Correlation Between Mercedes Benz and Great Wall
Can any of the company-specific risk be diversified away by investing in both Mercedes Benz and Great Wall at the same time? Although using a correlation coefficient on its own may not help to predict future stock returns, this module helps to understand the diversifiable risk of combining Mercedes Benz and Great Wall into the same portfolio, which is an essential part of the fundamental portfolio management process.
By analyzing existing cross correlation between Mercedes Benz Group AG and Great Wall Motor, you can compare the effects of market volatilities on Mercedes Benz and Great Wall and check how they will diversify away market risk if combined in the same portfolio for a given time horizon. You can also utilize pair trading strategies of matching a long position in Mercedes Benz with a short position of Great Wall. Check out your portfolio center. Please also check ongoing floating volatility patterns of Mercedes Benz and Great Wall.
Diversification Opportunities for Mercedes Benz and Great Wall
-0.51 | Correlation Coefficient |
Excellent diversification
The 3 months correlation between Mercedes and Great is -0.51. Overlapping area represents the amount of risk that can be diversified away by holding Mercedes Benz Group AG and Great Wall Motor in the same portfolio, assuming nothing else is changed. The correlation between historical prices or returns on Great Wall Motor and Mercedes Benz is a relative statistical measure of the degree to which these equity instruments tend to move together. The correlation coefficient measures the extent to which returns on Mercedes Benz Group AG are associated (or correlated) with Great Wall. Values of the correlation coefficient range from -1 to +1, where. The correlation of zero (0) is possible when the price movement of Great Wall Motor has no effect on the direction of Mercedes Benz i.e., Mercedes Benz and Great Wall go up and down completely randomly.
Pair Corralation between Mercedes Benz and Great Wall
Assuming the 90 days horizon Mercedes Benz Group AG is expected to under-perform the Great Wall. But the pink sheet apears to be less risky and, when comparing its historical volatility, Mercedes Benz Group AG is 1.71 times less risky than Great Wall. The pink sheet trades about -0.22 of its potential returns per unit of risk. The Great Wall Motor is currently generating about -0.1 of returns per unit of risk over similar time horizon. If you would invest 186.00 in Great Wall Motor on August 24, 2024 and sell it today you would lose (19.00) from holding Great Wall Motor or give up 10.22% of portfolio value over 90 days.

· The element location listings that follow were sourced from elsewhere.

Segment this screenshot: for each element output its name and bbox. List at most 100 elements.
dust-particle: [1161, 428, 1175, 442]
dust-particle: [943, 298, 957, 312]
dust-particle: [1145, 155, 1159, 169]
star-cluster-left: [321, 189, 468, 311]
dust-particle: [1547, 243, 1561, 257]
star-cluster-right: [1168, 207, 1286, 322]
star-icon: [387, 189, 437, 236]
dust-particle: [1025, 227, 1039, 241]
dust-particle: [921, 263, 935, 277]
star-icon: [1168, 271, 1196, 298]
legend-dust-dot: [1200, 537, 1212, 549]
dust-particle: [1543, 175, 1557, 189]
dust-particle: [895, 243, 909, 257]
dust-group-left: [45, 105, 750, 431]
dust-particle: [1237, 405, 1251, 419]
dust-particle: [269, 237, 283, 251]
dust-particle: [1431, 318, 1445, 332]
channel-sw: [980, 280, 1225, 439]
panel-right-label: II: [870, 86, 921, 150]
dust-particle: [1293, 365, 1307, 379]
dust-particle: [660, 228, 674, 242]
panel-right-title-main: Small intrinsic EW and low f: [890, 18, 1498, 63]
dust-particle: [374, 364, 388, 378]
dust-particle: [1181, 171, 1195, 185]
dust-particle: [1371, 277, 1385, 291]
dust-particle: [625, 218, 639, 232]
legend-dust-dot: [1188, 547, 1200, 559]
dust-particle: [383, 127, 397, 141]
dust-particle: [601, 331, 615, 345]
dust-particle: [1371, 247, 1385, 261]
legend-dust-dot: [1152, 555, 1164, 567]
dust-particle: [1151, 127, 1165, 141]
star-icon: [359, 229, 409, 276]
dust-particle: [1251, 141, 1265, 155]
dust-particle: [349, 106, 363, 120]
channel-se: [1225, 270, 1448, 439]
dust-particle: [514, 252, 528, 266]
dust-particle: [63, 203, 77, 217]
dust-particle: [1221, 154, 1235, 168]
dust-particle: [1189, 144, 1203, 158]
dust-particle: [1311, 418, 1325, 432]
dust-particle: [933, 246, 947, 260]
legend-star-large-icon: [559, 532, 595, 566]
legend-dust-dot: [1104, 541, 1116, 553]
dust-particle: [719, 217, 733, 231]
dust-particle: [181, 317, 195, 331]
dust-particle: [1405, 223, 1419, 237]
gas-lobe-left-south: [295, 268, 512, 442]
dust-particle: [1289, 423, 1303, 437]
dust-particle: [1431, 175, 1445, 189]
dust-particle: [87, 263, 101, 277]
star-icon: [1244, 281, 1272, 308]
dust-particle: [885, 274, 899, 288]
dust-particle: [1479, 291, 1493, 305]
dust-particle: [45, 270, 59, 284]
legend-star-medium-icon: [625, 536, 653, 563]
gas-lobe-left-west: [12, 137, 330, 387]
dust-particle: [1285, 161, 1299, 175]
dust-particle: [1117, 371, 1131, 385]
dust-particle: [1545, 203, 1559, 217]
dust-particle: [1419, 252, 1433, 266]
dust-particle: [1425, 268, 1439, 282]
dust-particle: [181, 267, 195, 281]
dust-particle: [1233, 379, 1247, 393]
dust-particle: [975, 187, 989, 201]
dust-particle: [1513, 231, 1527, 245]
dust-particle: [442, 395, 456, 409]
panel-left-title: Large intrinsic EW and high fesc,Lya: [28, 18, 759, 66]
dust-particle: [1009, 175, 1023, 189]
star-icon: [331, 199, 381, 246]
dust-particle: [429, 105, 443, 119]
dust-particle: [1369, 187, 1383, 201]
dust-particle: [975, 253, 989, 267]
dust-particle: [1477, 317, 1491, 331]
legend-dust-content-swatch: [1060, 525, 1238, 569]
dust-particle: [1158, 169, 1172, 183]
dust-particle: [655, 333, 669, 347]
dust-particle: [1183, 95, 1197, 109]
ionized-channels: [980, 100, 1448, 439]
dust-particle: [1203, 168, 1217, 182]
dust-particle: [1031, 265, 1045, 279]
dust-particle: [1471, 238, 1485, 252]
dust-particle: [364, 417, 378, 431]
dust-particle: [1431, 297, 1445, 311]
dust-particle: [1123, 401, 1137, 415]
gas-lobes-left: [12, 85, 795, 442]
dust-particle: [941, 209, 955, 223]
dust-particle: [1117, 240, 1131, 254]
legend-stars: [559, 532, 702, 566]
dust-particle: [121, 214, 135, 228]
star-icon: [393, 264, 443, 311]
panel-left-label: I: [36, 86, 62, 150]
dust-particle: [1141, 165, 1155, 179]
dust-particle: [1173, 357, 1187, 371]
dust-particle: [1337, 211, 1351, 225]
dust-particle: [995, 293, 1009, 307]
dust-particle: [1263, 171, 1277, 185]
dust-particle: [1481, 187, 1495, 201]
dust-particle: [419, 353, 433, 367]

Time Period | 3 Months [change] |
Direction | Moves Against |
Strength | Very Weak |
Accuracy | 100.0% |
Values | Daily Returns |
Mercedes Benz Group AG vs. Great Wall Motor
Performance |
Timeline |
Mercedes Benz Group |
Great Wall Motor |
Mercedes Benz and Great Wall Volatility Contrast
Predicted Return Density |
Returns |
Pair Trading with Mercedes Benz and Great Wall
The main advantage of trading using opposite Mercedes Benz and Great Wall positions is that it hedges away some unsystematic risk. Because of two separate transactions, even if Mercedes Benz position performs unexpectedly, Great Wall can make up some of the losses. Pair trading also minimizes risk from directional movements in the market. For example, if an entire industry or sector drops because of unexpected headlines, the short position in Great Wall will offset losses from the drop in Great Wall's long position.Mercedes Benz vs. Bayerische Motoren Werke | Mercedes Benz vs. Porsche Automobile Holding | Mercedes Benz vs. Volkswagen AG 110 | Mercedes Benz vs. Mercedes Benz Group AG |
Great Wall vs. Mitsubishi Motors Corp | Great Wall vs. Geely Automobile Holdings | Great Wall vs. Hyundai Motor Co | Great Wall vs. Volkswagen AG 110 |
Check out your portfolio center.Note that this page's information should be used as a complementary analysis to find the right mix of equity instruments to add to your existing portfolios or create a brand new portfolio. You can also try the Alpha Finder module to use alpha and beta coefficients to find investment opportunities after accounting for the risk.